Hook vs. QT Marshall: Another good showing for Hook. It felt like AEW was getting too aggressive with Marshall’s push during his feud with Cody Rhodes, but they’ve pulled back and found a good spot for him. Marshall is a good talker and it’s smart to have him working with some of the younger wrestlers. There are no signs of it happening, but I think Hook, Powerhouse Hobbs, and Ricky Starks could be a cool babyface faction. And since I’m already in fantasy booking mode, I’ll take a step further by adding that it would be a fun twist if Taz snapped because the trio moved on from Team Taz, and then became so jaded that he essentially becomes the Bobby Heenan to his son’s Hulk Hogan by lining up heel opponents for young Hook.
AEW Revolution Misses
Malakai Black, Brody King, and Buddy Matthews vs. Pac, Erick Redbeard, and Penta Oscuro: There’s simply too much happening in this feud. The House of Black is still being introduced and yet we also have Penta and Alex Abrahantes introducing their darker personas, as well as Redbeard being introduced as a replacement for Rey Fenix. There’s nothing wrong with any of those things individually, but it’s all too much when it’s taking place during the same feud. It feels like both sides need wins and would be better off moving in different directions regardless of how well they work together. Pac continues to feel wasted in Death Triangle. His angry persona screams loner, and he really belongs in the singles championship mix.
Britt Baker vs. Thunder Rosa for the AEW Women’s Championship: An understandable Miss. They had the tough task of following the dog collar match and had an unsatisfying match finish. But they are clearly building toward a rematch taking place in Rosa’s hometown of San Antonio on March 16, so this match felt like it was just a way to extend the feud. I’ll be surprised if we don’t get a title change in their next match.
Jade Cargill vs. Tay Conti for the TBS Championship: Conti felt like a rising star in the women’s division at one point, but she’s cooled off considerably. She cooled down before her AEW Women’s Championship match with Britt Baker, and then she was rushed into this title match loss. On the bright side, Cargill continues to improve and is already a star for AEW. This match didn’t really need to be on the card, but the company did a good job of spotlighting Cargill, and I like that they are giving her unbeaten streak the Goldberg treatment.

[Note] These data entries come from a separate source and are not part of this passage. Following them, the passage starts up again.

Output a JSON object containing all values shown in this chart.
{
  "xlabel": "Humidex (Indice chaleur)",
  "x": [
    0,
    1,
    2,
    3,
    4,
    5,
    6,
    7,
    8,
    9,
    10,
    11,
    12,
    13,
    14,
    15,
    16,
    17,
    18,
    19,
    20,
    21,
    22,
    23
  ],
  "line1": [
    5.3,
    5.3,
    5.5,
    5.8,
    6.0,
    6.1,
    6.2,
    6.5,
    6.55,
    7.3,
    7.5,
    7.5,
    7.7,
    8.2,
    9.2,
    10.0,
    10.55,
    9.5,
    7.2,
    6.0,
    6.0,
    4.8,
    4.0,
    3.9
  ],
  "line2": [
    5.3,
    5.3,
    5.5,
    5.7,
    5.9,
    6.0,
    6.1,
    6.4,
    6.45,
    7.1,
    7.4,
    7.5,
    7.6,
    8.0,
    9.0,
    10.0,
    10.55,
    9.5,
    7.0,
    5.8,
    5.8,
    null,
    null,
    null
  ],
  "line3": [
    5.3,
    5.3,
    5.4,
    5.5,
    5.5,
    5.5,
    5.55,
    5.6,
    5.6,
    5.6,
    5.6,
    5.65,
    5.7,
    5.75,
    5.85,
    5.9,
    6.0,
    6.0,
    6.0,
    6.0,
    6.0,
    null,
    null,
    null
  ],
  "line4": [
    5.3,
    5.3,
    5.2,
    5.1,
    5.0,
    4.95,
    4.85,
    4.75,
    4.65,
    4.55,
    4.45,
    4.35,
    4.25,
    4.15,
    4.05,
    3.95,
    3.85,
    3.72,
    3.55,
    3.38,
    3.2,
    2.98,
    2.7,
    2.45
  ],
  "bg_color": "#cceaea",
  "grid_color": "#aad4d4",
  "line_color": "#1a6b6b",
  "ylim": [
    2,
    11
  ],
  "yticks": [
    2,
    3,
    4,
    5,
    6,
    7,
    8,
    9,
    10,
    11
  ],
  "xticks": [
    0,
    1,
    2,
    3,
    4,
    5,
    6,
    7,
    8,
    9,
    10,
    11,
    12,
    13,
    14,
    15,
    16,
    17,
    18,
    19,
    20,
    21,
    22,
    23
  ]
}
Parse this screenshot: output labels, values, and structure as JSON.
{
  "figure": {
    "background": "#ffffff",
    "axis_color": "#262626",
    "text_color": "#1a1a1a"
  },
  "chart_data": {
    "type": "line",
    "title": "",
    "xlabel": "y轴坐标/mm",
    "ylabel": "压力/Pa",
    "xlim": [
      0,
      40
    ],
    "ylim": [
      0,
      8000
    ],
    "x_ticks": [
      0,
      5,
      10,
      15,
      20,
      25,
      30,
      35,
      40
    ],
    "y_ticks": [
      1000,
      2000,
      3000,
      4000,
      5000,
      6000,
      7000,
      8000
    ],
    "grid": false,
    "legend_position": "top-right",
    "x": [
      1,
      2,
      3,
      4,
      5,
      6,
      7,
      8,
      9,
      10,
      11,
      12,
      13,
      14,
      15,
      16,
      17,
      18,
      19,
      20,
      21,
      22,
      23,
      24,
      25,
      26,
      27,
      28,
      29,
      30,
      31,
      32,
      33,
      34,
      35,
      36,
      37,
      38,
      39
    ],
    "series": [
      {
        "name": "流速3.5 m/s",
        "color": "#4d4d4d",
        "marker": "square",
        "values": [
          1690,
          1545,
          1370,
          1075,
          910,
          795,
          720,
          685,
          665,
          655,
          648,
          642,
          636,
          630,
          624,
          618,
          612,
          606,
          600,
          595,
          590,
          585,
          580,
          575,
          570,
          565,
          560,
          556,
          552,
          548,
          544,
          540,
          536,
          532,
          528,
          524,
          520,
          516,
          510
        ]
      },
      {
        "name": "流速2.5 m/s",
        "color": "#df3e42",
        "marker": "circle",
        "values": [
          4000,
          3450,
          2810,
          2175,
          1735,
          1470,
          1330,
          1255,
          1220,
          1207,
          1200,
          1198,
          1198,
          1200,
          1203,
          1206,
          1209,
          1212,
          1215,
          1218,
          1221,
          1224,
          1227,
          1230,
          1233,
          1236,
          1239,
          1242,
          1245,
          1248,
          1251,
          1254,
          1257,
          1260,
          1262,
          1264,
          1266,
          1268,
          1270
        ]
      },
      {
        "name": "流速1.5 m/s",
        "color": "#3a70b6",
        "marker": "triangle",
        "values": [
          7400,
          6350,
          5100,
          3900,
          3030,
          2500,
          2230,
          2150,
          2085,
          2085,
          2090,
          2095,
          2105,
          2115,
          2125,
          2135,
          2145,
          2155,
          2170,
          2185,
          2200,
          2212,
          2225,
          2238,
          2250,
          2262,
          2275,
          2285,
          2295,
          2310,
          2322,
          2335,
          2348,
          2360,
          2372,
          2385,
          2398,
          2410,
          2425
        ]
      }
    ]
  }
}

Leyla Hirsch vs. Kris Statlander: This was a decent match that felt like it could have just as easily aired on Dynamite or Rampage or even on Dark or Dark Elevation. It was more of an in the middle than a true Hit or a Miss. But it is an example of one of the matches that could have been trimmed from the lineup to make the overall show shorter and better. A five-hour show is asking a lot from most viewers. A five-hour show that ran until midnight eastern time is just too much. I’d really like to see AEW leave their pay-per-view audience wanting more. But if Tony Khan feels the marathon approach is the right way to go, then I hope he will considering moving the start time back an hour when they run Sunday night pay-per-views.